De-cluttering, organizing - whatever you call it - it's a great opportunity to teach our kids the perils of materialism and greed. We all have far more than we need!!

Tracy said...

I said OH MY GOSH, so loud when the picture came up that my son came running to see what was wrong! LOL

kat said...

That picture is close to what our schoolroom looks like every day after the toddler finishes "reading."

I'm so busy keeping the public areas of the house relatively tidy and the laundry done, as well as school, chauffering, and changing nappies that organizing never seems to get done. Your post has given me courage. Perhaps I can attack the clutter in the schoolroom today!

Ann Voskamp @Holy Experience said...

You so inspire me!

In a million ways...

All's grace,

Unknown said...

Last year we started a wall where we hang things that pertain to our unit of study. We take pictures of individual projects and then we also take a picture of the wall before we take everything down at the end of a unit. Keeps the childmade posters, pictures and signs around for a while, but off the floors and counters and it acts as an evergrowing bulletin board to remind he kids of certain elements of their lessons.

Leah said...

Hi Heather,

Wish I would have met you at Relevant..I know what you mean about being speechless though. It happened to me almost instantly after the first evenings meal! I had to sneak back to my room just to process all that Holy-Spirt filled inspiration in between every session and speaker!!

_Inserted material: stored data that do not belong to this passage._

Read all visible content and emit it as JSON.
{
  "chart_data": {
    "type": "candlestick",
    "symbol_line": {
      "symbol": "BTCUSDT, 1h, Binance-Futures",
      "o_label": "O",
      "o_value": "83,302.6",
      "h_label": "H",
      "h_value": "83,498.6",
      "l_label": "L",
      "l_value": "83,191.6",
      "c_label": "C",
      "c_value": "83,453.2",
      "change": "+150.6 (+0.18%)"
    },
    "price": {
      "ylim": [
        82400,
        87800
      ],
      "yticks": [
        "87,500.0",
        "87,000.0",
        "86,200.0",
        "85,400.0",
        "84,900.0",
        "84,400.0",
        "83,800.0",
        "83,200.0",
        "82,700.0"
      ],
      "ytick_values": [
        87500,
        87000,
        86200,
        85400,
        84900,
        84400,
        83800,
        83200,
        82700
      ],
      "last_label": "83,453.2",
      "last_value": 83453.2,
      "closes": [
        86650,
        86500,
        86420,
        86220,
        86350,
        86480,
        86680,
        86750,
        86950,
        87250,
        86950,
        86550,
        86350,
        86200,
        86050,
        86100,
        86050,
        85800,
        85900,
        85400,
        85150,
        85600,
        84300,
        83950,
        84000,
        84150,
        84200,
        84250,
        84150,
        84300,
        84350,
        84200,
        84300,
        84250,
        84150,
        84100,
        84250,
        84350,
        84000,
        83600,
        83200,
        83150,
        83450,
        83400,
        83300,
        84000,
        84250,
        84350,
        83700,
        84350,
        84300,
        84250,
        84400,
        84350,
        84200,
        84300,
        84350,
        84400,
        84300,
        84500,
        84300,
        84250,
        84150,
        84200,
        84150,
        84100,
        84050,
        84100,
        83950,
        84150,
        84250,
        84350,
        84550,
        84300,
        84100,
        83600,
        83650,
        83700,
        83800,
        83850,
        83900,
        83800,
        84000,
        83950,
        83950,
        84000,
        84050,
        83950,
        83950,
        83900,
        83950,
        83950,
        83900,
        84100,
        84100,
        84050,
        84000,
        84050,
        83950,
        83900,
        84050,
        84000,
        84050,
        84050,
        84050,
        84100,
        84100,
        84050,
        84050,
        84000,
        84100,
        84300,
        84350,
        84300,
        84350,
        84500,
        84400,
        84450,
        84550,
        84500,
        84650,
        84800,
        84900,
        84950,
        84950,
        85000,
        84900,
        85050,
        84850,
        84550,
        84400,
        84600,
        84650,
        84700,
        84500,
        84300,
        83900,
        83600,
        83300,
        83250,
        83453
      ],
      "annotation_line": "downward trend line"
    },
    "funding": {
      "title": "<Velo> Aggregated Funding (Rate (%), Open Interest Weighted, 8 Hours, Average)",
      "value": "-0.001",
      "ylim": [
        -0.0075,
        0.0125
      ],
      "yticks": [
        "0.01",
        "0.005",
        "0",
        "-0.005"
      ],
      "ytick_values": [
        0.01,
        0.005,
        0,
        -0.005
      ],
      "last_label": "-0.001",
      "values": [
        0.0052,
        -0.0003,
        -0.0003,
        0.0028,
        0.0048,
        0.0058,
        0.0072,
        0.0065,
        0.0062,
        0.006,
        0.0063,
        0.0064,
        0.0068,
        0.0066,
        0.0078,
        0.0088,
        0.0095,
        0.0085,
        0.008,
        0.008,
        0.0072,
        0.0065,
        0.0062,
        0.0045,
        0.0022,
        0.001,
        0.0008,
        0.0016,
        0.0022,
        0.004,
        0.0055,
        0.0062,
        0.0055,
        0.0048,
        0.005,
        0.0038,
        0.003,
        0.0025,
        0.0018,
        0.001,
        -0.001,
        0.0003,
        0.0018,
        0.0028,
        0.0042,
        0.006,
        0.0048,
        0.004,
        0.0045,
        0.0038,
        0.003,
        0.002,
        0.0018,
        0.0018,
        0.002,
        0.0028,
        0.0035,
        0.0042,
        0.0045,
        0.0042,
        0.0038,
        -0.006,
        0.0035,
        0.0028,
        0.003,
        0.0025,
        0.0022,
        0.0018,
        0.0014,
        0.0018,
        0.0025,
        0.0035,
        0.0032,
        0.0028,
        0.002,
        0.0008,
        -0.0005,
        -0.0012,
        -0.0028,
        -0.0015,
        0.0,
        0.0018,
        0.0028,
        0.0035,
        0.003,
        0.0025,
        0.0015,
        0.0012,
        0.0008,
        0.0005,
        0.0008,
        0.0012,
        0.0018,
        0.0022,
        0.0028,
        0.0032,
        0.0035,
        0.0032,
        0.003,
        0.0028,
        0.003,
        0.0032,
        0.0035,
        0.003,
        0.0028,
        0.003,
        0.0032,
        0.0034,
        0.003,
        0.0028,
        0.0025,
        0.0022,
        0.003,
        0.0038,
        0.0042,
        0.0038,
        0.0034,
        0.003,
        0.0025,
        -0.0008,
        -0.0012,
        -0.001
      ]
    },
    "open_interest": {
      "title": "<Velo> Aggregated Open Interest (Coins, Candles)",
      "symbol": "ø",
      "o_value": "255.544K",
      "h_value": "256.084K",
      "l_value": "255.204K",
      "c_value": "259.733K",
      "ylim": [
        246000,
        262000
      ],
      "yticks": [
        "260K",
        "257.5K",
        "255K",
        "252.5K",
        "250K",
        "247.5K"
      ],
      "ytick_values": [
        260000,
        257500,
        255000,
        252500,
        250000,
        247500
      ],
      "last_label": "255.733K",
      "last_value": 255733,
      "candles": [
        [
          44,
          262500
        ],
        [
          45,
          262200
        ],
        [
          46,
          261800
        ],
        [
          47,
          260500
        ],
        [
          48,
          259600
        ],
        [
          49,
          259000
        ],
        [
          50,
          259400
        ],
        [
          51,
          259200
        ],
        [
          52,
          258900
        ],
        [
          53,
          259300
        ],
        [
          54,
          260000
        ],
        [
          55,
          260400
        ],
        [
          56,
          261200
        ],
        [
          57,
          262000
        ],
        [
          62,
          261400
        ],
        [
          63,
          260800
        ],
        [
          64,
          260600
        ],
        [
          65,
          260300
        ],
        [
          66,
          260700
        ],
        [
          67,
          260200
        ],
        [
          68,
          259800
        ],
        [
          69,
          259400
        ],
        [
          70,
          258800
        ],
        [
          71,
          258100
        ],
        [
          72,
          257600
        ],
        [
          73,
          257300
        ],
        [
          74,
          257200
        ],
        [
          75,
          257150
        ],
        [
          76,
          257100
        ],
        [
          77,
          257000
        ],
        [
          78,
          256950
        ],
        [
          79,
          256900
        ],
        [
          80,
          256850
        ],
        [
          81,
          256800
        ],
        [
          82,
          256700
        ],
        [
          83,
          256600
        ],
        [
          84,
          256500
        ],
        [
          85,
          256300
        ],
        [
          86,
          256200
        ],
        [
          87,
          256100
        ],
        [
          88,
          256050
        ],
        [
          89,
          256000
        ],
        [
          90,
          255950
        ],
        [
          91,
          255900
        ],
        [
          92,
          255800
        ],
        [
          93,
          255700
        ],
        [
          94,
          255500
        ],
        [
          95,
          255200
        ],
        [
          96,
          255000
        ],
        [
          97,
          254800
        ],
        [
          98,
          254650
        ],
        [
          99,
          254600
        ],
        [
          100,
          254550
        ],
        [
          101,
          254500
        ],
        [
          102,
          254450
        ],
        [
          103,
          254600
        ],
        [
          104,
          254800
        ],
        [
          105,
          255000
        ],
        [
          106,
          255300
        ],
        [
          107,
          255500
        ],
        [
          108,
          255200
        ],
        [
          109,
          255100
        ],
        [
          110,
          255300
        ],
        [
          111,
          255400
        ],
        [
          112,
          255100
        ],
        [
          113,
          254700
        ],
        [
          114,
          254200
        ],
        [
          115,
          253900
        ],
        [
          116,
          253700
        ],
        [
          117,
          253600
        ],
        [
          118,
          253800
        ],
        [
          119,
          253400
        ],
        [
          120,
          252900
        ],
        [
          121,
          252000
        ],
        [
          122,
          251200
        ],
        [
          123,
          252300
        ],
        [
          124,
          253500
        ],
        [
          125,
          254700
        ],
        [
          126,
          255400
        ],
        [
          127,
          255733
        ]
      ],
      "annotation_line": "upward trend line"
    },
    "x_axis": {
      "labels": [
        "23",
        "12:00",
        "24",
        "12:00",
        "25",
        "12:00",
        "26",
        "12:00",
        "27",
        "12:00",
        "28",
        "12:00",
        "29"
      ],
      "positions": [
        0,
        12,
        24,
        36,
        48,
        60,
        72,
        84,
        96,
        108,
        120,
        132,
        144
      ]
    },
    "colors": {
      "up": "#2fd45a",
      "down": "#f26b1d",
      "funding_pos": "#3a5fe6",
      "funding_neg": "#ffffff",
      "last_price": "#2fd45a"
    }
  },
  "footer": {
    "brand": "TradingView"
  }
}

Ok, so anyway, I love your photo (lol) and ideas. I recently bought a bookshelf with square cubicals and LOVE having our many books (though not enough if you ask me!) separated by category. I'm actually getting all geeky now and labeling each book and cubicle with a colored sticker and initial to match the category. Fun stuff.

Blessings to you!

Susannah said...

Great post! My decluttering secret is toddler twins. If it's out, it will get destroyed. My older child is slowly learning this. :(

Lane said...

We just moved to a much smaller house and to a much smaller town. I love the idea of taking pictures of their projects and keeping a scrapbook! I have six kids from ages 20 to 2 and many boxes of drawn pictures and projects. I better stock up on photo ink and hello fire pit! Thanks for the idea!